「生と死」については哲学や宗教、医学や終末医療などの分野を中心に往年語られてきています。精神世界・魂の世界においては、肉体の死と霊的な死を分けて考えていますが、微妙なニュアンスとしてはさまざまな意見や考えがあるでしょう。
みなさまは、どんな死生観をお持ちでしょうか。
死生観の話題は、たまにコラムに登場します。が、今年はイヤー・リーディングにいらっしゃるクライアントさんで、身近な方が亡くなられたり、ご自身の半生の人生観が終わるような方が多く、「死」という言葉がしばしば出てきますので、今日はテーマに挙げてみることに致しました。
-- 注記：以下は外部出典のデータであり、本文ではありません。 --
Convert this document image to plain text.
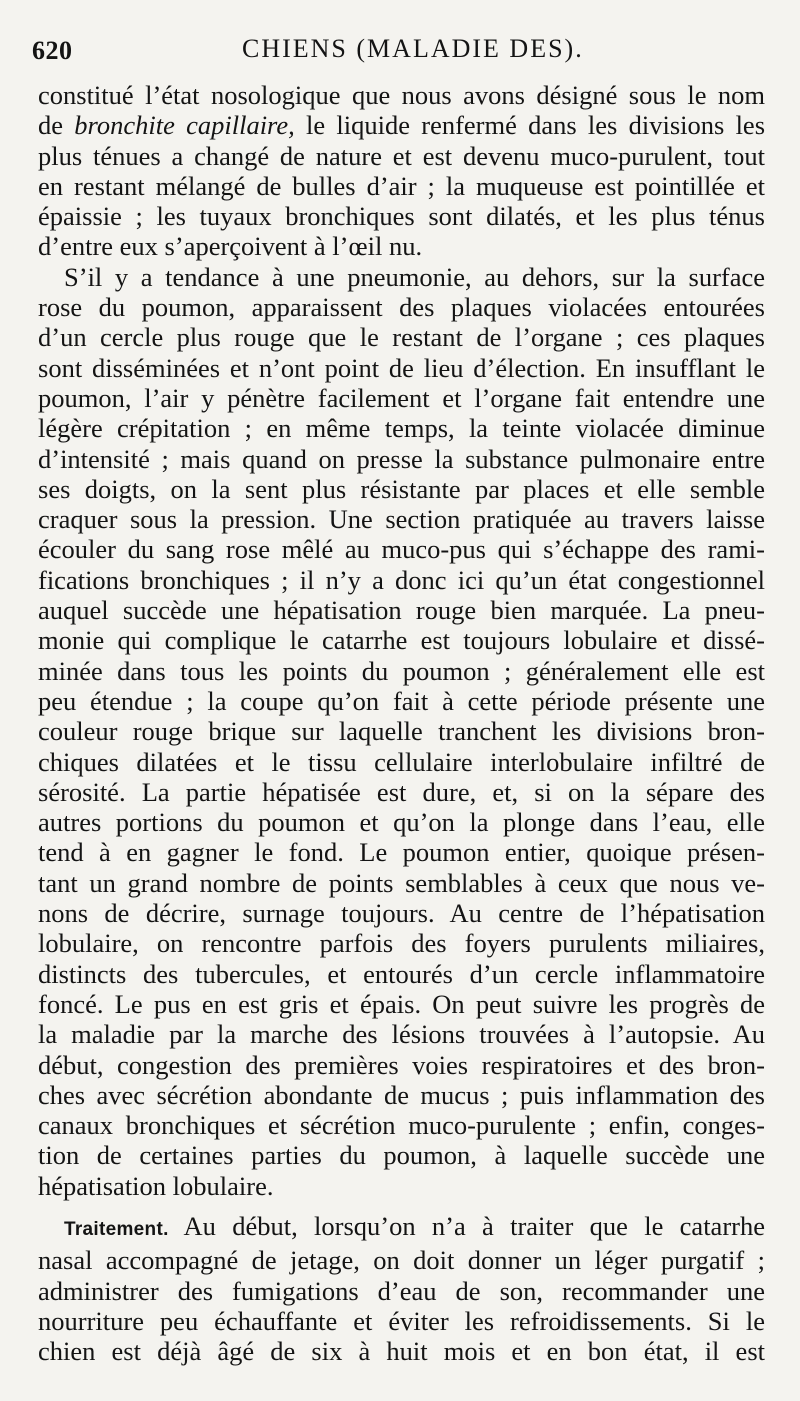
620	CHIENS (MALADIE DES).

constitué l’état nosologique que nous avons désigné sous le nom
de bronchite capillaire, le liquide renfermé dans les divisions les
plus ténues a changé de nature et est devenu muco-purulent, tout
en restant mélangé de bulles d’air ; la muqueuse est pointillée et
épaissie ; les tuyaux bronchiques sont dilatés, et les plus ténus
d’entre eux s’aperçoivent à l’œil nu.

S’il y a tendance à une pneumonie, au dehors, sur la surface
rose du poumon, apparaissent des plaques violacées entourées
d’un cercle plus rouge que le restant de l’organe ; ces plaques
sont disséminées et n’ont point de lieu d’élection. En insufflant le
poumon, l’air y pénètre facilement et l’organe fait entendre une
légère crépitation ; en même temps, la teinte violacée diminue
d’intensité ; mais quand on presse la substance pulmonaire entre
ses doigts, on la sent plus résistante par places et elle semble
craquer sous la pression. Une section pratiquée au travers laisse
écouler du sang rose mêlé au muco-pus qui s’échappe des rami-
fications bronchiques ; il n’y a donc ici qu’un état congestionnel
auquel succède une hépatisation rouge bien marquée. La pneu-
monie qui complique le catarrhe est toujours lobulaire et dissé-
minée dans tous les points du poumon ; généralement elle est
peu étendue ; la coupe qu’on fait à cette période présente une
couleur rouge brique sur laquelle tranchent les divisions bron-
chiques dilatées et le tissu cellulaire interlobulaire infiltré de
sérosité. La partie hépatisée est dure, et, si on la sépare des
autres portions du poumon et qu’on la plonge dans l’eau, elle
tend à en gagner le fond. Le poumon entier, quoique présen-
tant un grand nombre de points semblables à ceux que nous ve-
nons de décrire, surnage toujours. Au centre de l’hépatisation
lobulaire, on rencontre parfois des foyers purulents miliaires,
distincts des tubercules, et entourés d’un cercle inflammatoire
foncé. Le pus en est gris et épais. On peut suivre les progrès de
la maladie par la marche des lésions trouvées à l’autopsie. Au
début, congestion des premières voies respiratoires et des bron-
ches avec sécrétion abondante de mucus ; puis inflammation des
canaux bronchiques et sécrétion muco-purulente ; enfin, conges-
tion de certaines parties du poumon, à laquelle succède une
hépatisation lobulaire.

Traitement. Au début, lorsqu’on n’a à traiter que le catarrhe
nasal accompagné de jetage, on doit donner un léger purgatif ;
administrer des fumigations d’eau de son, recommander une
nourriture peu échauffante et éviter les refroidissements. Si le
chien est déjà âgé de six à huit mois et en bon état, il est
精神世界では、死は新たな生に通じる再生の前触れや、卒業や達成のような節目を表わします。
日常的に考える、悲しみや痛みを連想する物理的な死とは受け止め方が異なります。受け止め方が違うだけで、本質は同じですが、日常の死はあまりにも「失せる」「消える」「無くなる(亡くなる)」部分が強烈に感じられるものです。
(別のコラムにも書きたいと思いますが)今年は禅問答のようなイヤー・リーディングが多いのも特徴です。仏教の意味する禅問答は深いものでしょうが、この禅問答はふつうの私たちが理解するには、少し捻りがきいていて、答えを聞いてもピンとこないとか、「はて、なんの意味だろう」「わかるような、わからないような」「一瞬わかったと思っても、暫くすると忘れてしまう」といった具合です。
確かSさんのリーディング中と記憶しています。
「魂の時計の時刻を読む」というリーディングでは、来年の今頃(2021年末)には、「〈生の中に死があり、死の中に生がある〉という感覚がわかっている」というメッセージがありました。
Sさんも、リーディングをしている私も一瞬「?」でした。
しばしば生と死の境目や、違いを現す観念はありますが。このメッセージは、生と死が表裏一体であり、かつ包括するような境地ですね。
解釈の参考に、少しわかりやすく事例をあげたいと思います。
たとえば、この世に生まれた瞬間から、この世における死はセットになっています。いつかは肉体のおける死はもれなく訪れるでしょう。そういう意味で、生と死はひとつ大きなくくりでもあります。
たとえば、終わりがあるから始まりがありますね。今では肉体を持っていきる一生の間に、ある生き様の自分が終わることで、次の生き方がガラリとスタートする、と感じている人は少なくないでしょう。長生きをすれば、2つどころではないかもしれません。
これは、木々や花のサイクルを観察すると容易に理解できると思います。動物としての人間では、先代がご先祖様になることで子孫が誕生し、個々の肉体は別に(多分絶対)見えると思いますが、死と生のサイクルを紡いでいるのかもしれません。よって、肉体の寿命が短命な時代や民族は、子孫は増えます。長寿な時代や民族は、子孫の数は減っていくでしょう。
ゆくゆく近未来は、某アニメのように機械の体ならぬサイボーグような姿に意識や知性が留まるなら、死生観はまったくシフトしているかもしれません。
先のSさんは「今はなんとなくわかりますが、来年の今頃にはもっと自然にわかり、そういう生き方をしているのかも」とおっしゃっていました。
死生観は、とかく身近に死に直面するようなときに、意識を向けることが多いものです。死というお別れを辛く悲しく感じたり、解放されたような安堵感で受け止めたり、実際はさまざまでしょう。多くは死そのものではなく、そこに至るまでのエピソード、感情的なドラマによって、死生観を描いているようです。
前世や過去世(前世のコレクション)に関心があるときは、今の人生(今世)の今の生き方に「?」マークが浮かんでいるときです。平易にいえば自分探し。「本当の自分は?」「自分らしさ」のコピーがピンと響くようなときでしょうか。
どの自分も自分なのですが、充実感や“らしさ”を感じて活きているときが「本当の自分」なのでしょう。だから、本当の自分で過ごしているときは、「本当の自分」について考えたり、他人と自分や他人同士を比較することに関心がありません。
死生観といえば、時代にも死と生があります。
今まさに、私たちの多くは時代の死を感じはじめていると思います。もちろん、時代の生を予見しているからですね、無意識に?